- Decades:: 2000s; 2010s; 2020s;
- See also:: Other events of 2026 List of years in Austria

= 2026 in Austria =

Events in the year 2026 in Austria.
== Incumbents ==
- President: Alexander Van der Bellen
- Chancellor: Christian Stocker

== Events ==
=== January ===
- 11 January – A skier is killed in an avalanche in Weerberg, Tyrol.
- 13 January – A Czech skier is killed in an avalanche in Bad Gastein.
- 17 January –
  - Four skiers are killed and two others are injured in an avalanche in the Gastein Valley.

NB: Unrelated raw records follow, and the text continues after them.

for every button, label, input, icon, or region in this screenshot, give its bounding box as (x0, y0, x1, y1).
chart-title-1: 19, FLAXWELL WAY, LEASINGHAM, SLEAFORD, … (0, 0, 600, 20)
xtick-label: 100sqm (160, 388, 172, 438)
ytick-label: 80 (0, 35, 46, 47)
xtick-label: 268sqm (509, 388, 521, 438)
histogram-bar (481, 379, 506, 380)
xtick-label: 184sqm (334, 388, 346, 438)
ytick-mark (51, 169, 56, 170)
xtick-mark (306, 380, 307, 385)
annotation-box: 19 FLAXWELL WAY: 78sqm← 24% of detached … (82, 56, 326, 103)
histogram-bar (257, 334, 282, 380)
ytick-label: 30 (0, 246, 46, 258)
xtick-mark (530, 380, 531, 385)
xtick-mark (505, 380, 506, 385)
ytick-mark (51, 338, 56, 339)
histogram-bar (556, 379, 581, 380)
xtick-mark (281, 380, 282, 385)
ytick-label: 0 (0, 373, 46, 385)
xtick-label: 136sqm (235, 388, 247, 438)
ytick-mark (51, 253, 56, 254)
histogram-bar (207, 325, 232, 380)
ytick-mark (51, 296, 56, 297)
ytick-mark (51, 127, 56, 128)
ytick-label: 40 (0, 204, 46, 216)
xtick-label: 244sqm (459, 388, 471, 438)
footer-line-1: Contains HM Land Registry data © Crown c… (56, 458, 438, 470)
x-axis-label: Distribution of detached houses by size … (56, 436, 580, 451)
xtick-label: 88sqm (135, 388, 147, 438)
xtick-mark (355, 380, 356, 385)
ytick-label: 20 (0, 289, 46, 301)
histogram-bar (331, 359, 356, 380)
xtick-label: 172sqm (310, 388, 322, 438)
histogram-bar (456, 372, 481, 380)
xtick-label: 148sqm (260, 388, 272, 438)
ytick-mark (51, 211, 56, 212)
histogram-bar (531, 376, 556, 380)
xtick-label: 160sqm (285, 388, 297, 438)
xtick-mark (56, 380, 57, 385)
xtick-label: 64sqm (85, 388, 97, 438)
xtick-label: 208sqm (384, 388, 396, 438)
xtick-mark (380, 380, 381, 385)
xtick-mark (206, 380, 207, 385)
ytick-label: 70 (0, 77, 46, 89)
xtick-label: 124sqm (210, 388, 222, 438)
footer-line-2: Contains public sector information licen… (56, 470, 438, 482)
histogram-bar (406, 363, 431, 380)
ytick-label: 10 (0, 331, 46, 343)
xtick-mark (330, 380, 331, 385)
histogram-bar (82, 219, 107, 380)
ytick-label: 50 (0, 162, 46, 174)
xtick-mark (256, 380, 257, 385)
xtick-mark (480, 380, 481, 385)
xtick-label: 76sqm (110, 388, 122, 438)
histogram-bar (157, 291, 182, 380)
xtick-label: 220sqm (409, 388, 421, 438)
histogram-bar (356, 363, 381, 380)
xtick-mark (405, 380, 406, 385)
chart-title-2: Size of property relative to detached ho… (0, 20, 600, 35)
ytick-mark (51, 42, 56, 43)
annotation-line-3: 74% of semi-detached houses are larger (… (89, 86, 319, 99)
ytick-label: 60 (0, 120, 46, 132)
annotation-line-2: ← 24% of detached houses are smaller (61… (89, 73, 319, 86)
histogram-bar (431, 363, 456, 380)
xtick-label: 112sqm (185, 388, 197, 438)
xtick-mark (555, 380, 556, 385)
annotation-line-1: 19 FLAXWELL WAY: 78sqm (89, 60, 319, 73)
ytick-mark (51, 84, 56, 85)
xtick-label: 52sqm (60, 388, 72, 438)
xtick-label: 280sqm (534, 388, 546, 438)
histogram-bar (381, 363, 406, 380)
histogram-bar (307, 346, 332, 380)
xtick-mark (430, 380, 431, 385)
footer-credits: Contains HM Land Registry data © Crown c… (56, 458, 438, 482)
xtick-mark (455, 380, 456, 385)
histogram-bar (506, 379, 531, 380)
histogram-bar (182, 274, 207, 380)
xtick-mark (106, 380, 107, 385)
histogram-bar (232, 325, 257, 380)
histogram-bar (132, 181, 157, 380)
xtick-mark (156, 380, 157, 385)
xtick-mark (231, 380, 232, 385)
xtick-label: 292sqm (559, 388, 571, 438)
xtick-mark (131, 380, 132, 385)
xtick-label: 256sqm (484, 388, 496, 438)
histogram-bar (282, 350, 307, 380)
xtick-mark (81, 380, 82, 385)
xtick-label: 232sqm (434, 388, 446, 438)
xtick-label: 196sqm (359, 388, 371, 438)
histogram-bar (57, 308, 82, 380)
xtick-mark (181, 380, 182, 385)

Another skier later dies in a different avalanche in Bad Hofgastein.
  - Three Czech skiers are killed in an avalanche in Pusterwald.

=== February ===
- 16 February – A 21-year old suspect in the 2024 Vienna terrorism plot is charged with terrorism-related offences.
- 20 February –
  - Five people are killed in Linz and Tyrol following adverse conditions caused by a snowstorm.
  - A hiker accused of murdering his girlfriend by abandoning her on a climbing trip to the Grossglockner in 2025 is convicted of gross negligent manslaughter after the woman dies from hypothermia and is sentenced to a five-month suspended prison term.

=== April ===

- 2 April – Austria denies U.S. aircraft use of its ‌airspace for military operations against Iran.
- 19 April – Hipp Holding orders a recall of its baby food products in Austria following the discovery of a tampered product believed to have been deliberately laced with rat poison in Burgenland.
- 28 April – A 21-year old defendant pleads guilty before a court in Vienna on charges of participating in the 2024 Vienna terrorism plot. He is sentenced to 15 years' imprisonment on 28 May.

=== May ===
- 3 May – Austria expels three staff of the Russian embassy in Vienna on charges of spying.
- 12–16 May – Eurovision Song Contest 2026

=== June ===
- 3 June – Austria is elected to a rotating seat at the United Nations Security Council.
- 11 June–19 July – Austria participates at the 2026 FIFA World Cup, finishing in the Round of 32 with a 0-3 loss against Spain at SoFi Stadium in Los Angeles. This is the first World Cup Austria participates in since 1998.
- 19 June – A court in Canada convicts Magna International founder Frank Stronach of sexual assault and indecent assault for incidents that happened between the 1970s and 1990s.

=== July ===
- 23 July – A magnitude 4.2 earthquake hits Lower Austria, damaging 35 buildings.

=== August ===
- 27 August – A 673-piece platinum and diamond necklace previously worn by former Egyptian queen Nazli Sabri is stolen following a heist at the Museum of Applied Arts, Vienna.

=== September ===
- 14 September – Austria prevents the head of the Atomic Energy Organization of Iran, Mohammad Eslami, from attending the IAEA's annual conference in Vienna due to US opposition, citing its sanctions against him.

==Holidays==

Source:

- 1 January – New Year's Day
- 6 January – Epiphany
- 6 April – Easter Monday
- 1 May – International Workers' Day
- 25 May – Whit Monday
- 4 June – Corpus Christi
- 15 August – Assumption Day
- 26 October – National Day of Austria
- 1 November – All Saints' Day
- 8 December – Immaculate Conception
- 25 December – Christmas Day
- 26 December – Saint Stephen's Day

== Deaths ==
- 3 January – Eva Schloss, 96, Holocaust survivor.
- 16 April –
  - Alex Manninger, 48, footballer.
  - Oleg Maisenberg, 80, Ukrainian-born pianist.
- 12 May – Anna Wagner, 111, supercentenarian.
- 14 May – Valie Export, 85, video artist.
- 2 August – Monika Helfer, 78, writer.
- 7 September – Lucia Sisic, 22, beauty queen, Miss Austria (since 2024).